RESTful Web Services
REST or Representational State Transfer is an architectural style that can be applied to web services to create and enhance properties like performance, scalability, and modifiability. RESTful web services are generally highly scalable, light, and maintainable and are used to create APIs for web-based applications. It exposes API from an application in a secure and stateless manner to the client. The protocol for REST is HTTP. In this architecture style, clients and servers use a standardized interface and protocol to exchange representation of resources.
REST emerged as the predominant Web service design model just a couple of years after its launch, measured by the number of Web services that use it. Owing to its more straightforward style, it has mostly displaced SOAP and WSDL-based interface design.
REST became popular due to the following reasons:
- It allows web applications built using different programming languages to communicate with each other. Also, web applications may reside in different environments, like on Windows, or for example, Linux.
- Mobile devices have become more popular than desktops. Using REST, you don’t need to worry about the underlying layer for the device.

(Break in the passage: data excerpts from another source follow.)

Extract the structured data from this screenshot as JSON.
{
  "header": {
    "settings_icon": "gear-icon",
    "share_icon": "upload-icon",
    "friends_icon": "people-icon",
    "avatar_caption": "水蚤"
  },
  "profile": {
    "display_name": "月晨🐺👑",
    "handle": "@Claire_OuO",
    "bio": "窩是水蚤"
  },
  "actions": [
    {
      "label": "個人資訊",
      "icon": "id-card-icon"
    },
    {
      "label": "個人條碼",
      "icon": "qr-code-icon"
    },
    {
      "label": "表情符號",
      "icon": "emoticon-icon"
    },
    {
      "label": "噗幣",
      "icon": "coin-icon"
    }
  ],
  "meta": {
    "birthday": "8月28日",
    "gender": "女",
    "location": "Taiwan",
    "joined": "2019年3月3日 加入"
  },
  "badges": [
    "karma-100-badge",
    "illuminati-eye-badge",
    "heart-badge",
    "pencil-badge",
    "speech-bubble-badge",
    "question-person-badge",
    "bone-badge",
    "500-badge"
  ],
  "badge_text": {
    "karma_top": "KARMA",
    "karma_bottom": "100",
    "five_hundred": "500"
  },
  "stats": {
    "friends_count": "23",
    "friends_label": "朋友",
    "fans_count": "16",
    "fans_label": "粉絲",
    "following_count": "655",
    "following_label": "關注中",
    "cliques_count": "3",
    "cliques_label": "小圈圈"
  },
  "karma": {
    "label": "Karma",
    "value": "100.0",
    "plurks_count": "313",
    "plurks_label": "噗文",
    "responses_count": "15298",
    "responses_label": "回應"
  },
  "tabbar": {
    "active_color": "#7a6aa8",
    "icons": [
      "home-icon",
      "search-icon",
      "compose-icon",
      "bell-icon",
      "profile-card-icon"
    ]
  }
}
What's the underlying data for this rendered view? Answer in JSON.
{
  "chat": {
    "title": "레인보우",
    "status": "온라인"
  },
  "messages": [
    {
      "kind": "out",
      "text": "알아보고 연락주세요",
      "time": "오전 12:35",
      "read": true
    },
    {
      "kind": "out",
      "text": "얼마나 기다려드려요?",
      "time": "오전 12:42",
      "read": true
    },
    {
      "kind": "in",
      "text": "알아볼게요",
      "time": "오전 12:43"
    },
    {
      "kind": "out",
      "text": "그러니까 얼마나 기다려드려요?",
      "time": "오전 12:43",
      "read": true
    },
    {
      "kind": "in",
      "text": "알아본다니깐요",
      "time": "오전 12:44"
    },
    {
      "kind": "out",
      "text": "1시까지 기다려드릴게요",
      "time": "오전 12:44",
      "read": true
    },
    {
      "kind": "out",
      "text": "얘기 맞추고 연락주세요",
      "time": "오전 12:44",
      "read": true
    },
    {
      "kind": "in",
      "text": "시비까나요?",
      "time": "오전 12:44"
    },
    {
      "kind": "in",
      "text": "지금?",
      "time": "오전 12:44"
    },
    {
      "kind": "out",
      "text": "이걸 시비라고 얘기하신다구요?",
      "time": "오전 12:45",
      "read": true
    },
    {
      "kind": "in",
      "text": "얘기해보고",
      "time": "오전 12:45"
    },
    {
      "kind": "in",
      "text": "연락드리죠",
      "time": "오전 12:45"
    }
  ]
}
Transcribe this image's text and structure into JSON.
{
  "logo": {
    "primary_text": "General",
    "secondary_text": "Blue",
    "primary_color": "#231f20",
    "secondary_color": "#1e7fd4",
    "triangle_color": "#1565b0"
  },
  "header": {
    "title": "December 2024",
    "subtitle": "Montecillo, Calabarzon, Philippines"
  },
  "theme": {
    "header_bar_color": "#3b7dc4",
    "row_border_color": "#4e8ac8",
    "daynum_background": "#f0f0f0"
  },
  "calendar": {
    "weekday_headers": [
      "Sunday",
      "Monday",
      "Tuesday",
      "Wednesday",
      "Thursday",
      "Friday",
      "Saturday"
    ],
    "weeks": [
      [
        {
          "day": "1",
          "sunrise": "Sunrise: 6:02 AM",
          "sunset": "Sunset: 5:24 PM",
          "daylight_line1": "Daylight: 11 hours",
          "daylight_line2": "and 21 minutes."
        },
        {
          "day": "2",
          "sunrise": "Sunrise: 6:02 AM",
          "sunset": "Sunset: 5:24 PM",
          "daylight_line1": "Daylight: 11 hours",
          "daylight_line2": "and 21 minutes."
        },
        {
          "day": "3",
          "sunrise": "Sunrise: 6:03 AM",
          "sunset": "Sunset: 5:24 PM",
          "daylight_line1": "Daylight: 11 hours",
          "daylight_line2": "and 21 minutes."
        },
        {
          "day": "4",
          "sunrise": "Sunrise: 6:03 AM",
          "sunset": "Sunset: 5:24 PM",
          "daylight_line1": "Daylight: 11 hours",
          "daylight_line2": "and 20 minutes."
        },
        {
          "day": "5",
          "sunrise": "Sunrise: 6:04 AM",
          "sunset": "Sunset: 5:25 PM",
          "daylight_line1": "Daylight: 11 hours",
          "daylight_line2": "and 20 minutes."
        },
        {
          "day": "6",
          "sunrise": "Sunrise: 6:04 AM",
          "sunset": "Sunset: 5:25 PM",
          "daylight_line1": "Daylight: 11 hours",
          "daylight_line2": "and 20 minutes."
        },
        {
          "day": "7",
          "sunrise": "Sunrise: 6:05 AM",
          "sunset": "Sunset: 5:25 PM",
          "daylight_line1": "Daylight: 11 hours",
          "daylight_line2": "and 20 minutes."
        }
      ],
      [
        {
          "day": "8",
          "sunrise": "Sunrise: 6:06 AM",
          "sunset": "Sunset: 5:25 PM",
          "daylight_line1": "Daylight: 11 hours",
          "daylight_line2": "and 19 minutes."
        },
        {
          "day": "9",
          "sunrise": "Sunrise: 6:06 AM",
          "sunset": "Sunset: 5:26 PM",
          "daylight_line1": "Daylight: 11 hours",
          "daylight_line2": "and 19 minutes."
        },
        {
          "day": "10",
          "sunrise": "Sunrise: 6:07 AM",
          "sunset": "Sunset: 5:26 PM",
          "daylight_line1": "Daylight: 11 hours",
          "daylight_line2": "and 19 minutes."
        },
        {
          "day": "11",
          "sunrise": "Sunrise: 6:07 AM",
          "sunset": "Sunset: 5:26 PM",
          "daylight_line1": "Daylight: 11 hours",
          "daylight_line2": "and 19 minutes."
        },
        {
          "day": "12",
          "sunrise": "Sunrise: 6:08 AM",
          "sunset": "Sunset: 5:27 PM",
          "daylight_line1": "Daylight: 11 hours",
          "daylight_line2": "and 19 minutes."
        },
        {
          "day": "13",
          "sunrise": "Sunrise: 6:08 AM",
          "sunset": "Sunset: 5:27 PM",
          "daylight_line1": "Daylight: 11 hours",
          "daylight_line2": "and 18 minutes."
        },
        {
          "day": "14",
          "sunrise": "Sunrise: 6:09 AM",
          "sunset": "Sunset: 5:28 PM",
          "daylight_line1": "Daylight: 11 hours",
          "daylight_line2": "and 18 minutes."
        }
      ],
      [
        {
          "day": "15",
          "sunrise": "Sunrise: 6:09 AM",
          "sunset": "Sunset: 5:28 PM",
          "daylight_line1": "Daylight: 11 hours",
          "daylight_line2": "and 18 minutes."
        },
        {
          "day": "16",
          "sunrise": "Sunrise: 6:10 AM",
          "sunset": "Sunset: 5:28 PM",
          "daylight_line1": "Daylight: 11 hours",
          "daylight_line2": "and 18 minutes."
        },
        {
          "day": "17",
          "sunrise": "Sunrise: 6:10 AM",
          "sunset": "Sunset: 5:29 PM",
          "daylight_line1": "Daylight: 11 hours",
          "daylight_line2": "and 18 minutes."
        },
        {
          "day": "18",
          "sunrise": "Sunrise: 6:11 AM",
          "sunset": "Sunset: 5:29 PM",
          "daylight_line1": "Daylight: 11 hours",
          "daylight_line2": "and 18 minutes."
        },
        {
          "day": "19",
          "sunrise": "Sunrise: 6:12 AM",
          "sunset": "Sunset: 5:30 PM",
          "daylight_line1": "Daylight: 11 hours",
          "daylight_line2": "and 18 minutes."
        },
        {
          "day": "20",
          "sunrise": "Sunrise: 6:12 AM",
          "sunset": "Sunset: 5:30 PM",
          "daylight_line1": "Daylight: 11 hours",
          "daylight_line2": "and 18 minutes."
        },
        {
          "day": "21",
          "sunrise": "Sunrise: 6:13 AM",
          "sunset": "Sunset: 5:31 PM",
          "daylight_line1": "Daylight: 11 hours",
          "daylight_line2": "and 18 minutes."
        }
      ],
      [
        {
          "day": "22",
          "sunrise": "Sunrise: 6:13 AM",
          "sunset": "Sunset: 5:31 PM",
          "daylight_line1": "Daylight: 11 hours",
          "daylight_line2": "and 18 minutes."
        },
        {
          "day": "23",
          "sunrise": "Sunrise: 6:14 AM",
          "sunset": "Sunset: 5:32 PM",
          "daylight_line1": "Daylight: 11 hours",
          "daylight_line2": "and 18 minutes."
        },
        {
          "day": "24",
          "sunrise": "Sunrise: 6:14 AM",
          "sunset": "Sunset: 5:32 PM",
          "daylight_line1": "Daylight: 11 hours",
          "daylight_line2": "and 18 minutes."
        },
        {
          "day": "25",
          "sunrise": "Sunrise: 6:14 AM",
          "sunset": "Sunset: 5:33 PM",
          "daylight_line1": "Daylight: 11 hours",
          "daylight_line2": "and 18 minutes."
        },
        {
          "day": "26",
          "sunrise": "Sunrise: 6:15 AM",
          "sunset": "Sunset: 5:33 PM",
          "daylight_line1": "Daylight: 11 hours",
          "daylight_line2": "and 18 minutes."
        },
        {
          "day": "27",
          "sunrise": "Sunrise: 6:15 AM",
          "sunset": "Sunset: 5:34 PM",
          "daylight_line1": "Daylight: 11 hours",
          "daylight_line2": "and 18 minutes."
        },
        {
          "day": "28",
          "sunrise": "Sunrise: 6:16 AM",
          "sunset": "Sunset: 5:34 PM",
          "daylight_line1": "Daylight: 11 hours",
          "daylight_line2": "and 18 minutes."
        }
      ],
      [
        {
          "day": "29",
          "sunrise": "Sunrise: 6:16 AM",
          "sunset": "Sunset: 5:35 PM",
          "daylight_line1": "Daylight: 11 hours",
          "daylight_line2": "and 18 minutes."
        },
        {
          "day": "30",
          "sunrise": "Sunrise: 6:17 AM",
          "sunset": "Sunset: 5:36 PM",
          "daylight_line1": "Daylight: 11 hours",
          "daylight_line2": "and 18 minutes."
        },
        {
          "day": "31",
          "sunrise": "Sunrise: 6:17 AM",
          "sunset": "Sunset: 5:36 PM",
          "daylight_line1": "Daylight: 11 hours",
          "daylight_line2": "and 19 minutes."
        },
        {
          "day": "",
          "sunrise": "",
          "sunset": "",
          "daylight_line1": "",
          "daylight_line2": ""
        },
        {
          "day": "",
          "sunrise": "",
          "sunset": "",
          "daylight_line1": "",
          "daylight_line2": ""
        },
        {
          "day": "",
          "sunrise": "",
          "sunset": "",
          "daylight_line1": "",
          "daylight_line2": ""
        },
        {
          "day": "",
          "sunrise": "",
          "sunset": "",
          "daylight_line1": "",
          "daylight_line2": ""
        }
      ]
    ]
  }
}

Therefore, it saves the amount of effort it would take to code applications on mobiles to talk with normal web applications.
- Modern applications have to be made compatible with the Cloud. As Cloud-based architectures work using the REST principle, it makes sense for web services to be programmed using the REST service-based architecture.
- Division of State and Functionality: State and functionality are divided into distributed resources. This is because every resource has to be accessible via normal HTTP commands. That means a user should be able to issue the GET request to get a file, issue the POST or PUT request to put a file on the server, or issue the DELETE request to delete a file from the server.
- Stateless, Layered, Caching-Support, Client/Server Architecture: A type of architecture where the web browser acts as the client, and the web server acts as the server hosting the application, is called a client/server architecture. The state of the application should not be maintained by REST. The architecture should also be layered, meaning that there can be intermediate servers between the client and the end server. It should also be able to implement a well-managed caching mechanism.
Principles of RESTful applications:
- URI Resource Identification: A RESTful web service should have a set of resources that can be used to select targets of interactions with clients. These resources can be identified by URI (Uniform Resource Identifiers). The URIs provide a global addressing space and help with service discovery.
- Uniform Interface: Resources should have a uniform or fixed set of operations, such as PUT, GET, POST, and DELETE operations. This is a key principle that differentiates between a REST web service and a non-REST web service.
- Self-Descriptive Messages: As resources are decoupled from their representation, content can be accessed through a large number of formats like HTML, PDF, JPEG, XML, plain text, JSON, etc. The metadata of the resource can be used for various purposes like control caching, detecting transmission errors, finding the appropriate representation format, and performing authentication or access control.
- Use of Hyperlinks for State Interactions: In REST, interactions with a resource are stateless, that is, request messages are self-contained. So explicit state transfer concept is used to provide stateful interactions. URI rewriting, cookies, and form fields can be used to implement the exchange of state. A state can also be embedded in response messages and can be used to point to valid future states of interaction.
Advantages of RESTful web services:
- Speed: As there is no strict specification, RESTful web services are faster as compared to SOAP. It also consumes fewer resources and bandwidth.
- Compatible with SOAP: RESTful web services are compatible with SOAP, which can be used as the implementation.
- Language and Platform Independency: RESTful web services can be written in any programming language and can be used on any platform.
- Supports Various Data Formats: It permits the use of several data formats like HTML, XML, Plain Text, JSON, etc.